To test whether TG2 stimulated chondrocyte hypertrophy in a manner mediated by FXIIIA or vice versa, we studied cultured knee articular chondrocytes from Tgm2- and F13a1-knockout mice and congenic wild-type (WT) controls. We observed that sFXIIIA failed to induce expression of type X collagen in Tgm2–/– chondrocytes, whereas sTG2 did not require FXIIIA to induce type X collagen (Fig. 2). In parallel studies, we observed that sFXIIIA also required endogenous FXIIIA to induce type X collagen, and that all-trans retinoic acid (ATRA) required both endogenous TG2 and FXIIIA to induce type X collagen (Fig. 2). By contrast, chondrocytes did not require FXIIIA expression to develop type X collagen expression in response to CXCL8, under conditions where TG2 was necessary (Fig. 2).
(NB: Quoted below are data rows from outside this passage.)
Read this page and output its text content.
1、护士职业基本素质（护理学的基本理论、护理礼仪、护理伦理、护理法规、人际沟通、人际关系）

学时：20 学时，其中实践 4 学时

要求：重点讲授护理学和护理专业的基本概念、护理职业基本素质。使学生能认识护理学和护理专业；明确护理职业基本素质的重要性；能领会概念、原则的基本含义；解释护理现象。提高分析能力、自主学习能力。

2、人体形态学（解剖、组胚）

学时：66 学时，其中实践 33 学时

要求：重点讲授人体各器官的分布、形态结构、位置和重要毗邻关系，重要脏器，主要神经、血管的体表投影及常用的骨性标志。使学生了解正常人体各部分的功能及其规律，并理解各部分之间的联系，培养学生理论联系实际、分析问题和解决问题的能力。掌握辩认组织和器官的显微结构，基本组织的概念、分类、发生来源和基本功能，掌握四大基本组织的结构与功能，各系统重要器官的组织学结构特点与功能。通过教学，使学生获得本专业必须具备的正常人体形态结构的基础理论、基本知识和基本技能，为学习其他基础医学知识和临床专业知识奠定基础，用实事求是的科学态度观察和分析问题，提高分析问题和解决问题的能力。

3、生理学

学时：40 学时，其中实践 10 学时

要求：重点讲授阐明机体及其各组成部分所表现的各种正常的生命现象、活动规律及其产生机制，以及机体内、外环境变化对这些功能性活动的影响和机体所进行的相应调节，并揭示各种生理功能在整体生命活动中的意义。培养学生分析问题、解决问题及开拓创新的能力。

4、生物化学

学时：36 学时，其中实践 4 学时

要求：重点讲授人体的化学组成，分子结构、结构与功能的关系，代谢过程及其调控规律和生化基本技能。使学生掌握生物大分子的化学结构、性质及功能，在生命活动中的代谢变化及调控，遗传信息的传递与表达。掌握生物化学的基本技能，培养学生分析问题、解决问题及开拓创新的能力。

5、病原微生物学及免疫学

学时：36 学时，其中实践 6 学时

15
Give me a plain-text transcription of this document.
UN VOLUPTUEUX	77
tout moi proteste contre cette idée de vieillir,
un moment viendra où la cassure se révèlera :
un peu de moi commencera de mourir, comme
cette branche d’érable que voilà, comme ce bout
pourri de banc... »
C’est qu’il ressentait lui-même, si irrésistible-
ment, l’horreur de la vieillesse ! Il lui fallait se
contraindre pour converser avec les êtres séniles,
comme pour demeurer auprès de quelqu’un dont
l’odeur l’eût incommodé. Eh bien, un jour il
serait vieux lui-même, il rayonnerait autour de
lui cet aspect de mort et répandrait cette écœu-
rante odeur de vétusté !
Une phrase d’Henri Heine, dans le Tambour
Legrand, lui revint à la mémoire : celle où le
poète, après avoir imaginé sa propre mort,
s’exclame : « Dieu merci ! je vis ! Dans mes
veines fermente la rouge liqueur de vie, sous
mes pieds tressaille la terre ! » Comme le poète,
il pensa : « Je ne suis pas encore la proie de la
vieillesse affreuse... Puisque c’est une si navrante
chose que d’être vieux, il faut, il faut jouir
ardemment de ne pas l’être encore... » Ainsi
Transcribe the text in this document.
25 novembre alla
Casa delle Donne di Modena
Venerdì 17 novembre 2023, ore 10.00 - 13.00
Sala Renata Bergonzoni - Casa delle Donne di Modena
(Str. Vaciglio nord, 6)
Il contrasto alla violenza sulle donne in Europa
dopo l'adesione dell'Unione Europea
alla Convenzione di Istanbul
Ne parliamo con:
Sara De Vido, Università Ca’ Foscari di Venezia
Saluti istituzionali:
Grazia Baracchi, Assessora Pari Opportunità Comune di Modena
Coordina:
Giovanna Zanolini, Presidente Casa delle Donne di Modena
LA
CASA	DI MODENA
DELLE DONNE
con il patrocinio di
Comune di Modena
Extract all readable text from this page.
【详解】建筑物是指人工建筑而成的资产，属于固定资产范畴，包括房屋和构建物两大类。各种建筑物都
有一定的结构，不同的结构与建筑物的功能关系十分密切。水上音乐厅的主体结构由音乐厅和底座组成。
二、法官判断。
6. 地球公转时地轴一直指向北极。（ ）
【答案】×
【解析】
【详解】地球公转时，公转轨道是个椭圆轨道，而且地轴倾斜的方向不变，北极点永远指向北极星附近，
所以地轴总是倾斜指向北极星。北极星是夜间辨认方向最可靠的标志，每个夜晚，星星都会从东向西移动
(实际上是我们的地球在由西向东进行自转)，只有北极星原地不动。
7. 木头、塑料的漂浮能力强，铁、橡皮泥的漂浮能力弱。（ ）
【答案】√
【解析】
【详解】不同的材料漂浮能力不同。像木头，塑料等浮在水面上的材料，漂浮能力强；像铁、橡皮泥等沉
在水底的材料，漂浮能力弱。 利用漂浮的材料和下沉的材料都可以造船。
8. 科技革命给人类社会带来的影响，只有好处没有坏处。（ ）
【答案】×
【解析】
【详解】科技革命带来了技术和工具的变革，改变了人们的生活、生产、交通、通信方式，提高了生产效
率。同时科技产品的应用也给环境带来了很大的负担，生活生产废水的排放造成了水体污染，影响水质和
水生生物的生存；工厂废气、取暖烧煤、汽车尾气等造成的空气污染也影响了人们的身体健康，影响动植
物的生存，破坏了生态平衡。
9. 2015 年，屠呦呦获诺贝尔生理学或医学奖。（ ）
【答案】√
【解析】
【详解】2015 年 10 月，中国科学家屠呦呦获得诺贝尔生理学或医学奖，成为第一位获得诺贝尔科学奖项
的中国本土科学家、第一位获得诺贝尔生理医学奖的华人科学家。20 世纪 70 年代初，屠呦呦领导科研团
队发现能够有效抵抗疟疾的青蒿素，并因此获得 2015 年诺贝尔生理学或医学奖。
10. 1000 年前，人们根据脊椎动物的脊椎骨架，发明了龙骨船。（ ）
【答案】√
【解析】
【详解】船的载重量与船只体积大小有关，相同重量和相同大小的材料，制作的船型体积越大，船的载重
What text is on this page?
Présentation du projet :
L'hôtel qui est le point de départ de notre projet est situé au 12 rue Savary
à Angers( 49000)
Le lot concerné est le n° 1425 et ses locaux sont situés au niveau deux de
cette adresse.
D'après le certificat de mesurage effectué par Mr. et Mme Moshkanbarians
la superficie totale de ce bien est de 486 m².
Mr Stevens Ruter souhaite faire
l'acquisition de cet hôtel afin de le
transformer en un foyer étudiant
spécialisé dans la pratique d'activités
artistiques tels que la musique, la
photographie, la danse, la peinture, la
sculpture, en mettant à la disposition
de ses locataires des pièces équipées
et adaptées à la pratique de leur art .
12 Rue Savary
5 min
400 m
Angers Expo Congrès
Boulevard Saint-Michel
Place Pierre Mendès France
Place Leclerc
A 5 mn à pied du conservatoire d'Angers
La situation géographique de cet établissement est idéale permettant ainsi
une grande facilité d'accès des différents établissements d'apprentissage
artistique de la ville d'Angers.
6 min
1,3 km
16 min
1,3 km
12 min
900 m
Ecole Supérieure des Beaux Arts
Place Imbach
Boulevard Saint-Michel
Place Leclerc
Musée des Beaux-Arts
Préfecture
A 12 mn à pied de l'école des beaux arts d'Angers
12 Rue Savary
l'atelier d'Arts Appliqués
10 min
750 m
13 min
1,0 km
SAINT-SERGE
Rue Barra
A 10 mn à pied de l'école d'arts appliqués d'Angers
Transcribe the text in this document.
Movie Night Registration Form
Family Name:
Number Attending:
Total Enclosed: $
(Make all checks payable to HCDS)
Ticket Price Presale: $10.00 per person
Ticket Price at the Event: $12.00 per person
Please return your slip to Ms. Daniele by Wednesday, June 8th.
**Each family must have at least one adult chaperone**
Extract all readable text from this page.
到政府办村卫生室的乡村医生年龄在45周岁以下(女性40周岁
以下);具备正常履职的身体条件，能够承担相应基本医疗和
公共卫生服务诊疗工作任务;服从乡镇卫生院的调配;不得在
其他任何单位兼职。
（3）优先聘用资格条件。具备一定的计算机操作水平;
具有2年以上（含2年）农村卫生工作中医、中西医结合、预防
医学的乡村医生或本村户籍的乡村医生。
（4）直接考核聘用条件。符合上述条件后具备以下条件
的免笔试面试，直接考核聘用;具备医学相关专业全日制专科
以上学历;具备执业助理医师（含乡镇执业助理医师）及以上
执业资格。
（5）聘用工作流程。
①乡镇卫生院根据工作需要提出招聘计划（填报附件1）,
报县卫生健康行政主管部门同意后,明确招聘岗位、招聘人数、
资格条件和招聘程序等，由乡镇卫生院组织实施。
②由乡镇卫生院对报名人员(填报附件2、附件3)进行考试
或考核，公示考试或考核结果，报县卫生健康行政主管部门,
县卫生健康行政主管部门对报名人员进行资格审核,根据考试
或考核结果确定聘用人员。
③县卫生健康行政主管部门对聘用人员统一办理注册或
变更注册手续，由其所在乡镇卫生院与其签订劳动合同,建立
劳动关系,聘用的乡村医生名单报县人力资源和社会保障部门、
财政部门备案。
To elucidate FXIIIA structure and function in chondrocyte hypertrophy induction, we designed a site-directed mutagenesis strategy that factored in the constitutive latency of FXIIIA as a TG. Specifically, binding of Ca2+ to FXIIIA is required for TG catalytic activity triggered by endoproteolysis of FXIIIA at the Arg38-Gly39 bond by thrombin (or alternatively by excess Ca2+ alone) removes a 4-kDa peptide to expose the conserved TG family catalytic triad that includes Cys314 (Aeschlimann et al., 1996). FXIIIa TG activity is subsequently inactivated by thrombin-catalyzed proteolysis at Lys514 (Lai et al., 1999) or, alternatively, by a decrease in ambient Ca2+ We observed catalytic activity possessed by recombinant WT FXIIIA protein, most probably due to the presence of Ca2+ during amplification (supplementary material Fig. S1). Our strategy for functional analysis of FXIIIA was to leave intact the previously defined amino acids at which thrombin cleaves, but to potentially inhibit the action of thrombin on FXIIIA catalytic activity by mutating one amino acid immediately adjacent to the amino acid residues at which thrombin cleaves the molecule. Thus, residue Pro37 was chosen based upon it significance together with Arg38 (Aeschlimann et al., 1996) in the thrombin-binding site, as determined by crystal structure analysis (Sadasivan and Yee, 2000), and Met513 chosen because of its immediate proximity to the endoproteolytic thrombin K514 `inactivation site' (Lai et al., 1999). As schematized in Fig. 3A, we prepared and isolated recombinant forms of FXIIIA site mutants; specifically, one that contained the previously characterized mutation of the catalytic site (C314A) (Hettasch and Greenberg, 1994), a mutation immediately adjacent to the Arg38-Gly39 endoproteolytic thrombin `activation site' (P37A), and a mutation immediately adjacent to the endoproteolytic thrombin Lys514 `inactivation site' (M513G).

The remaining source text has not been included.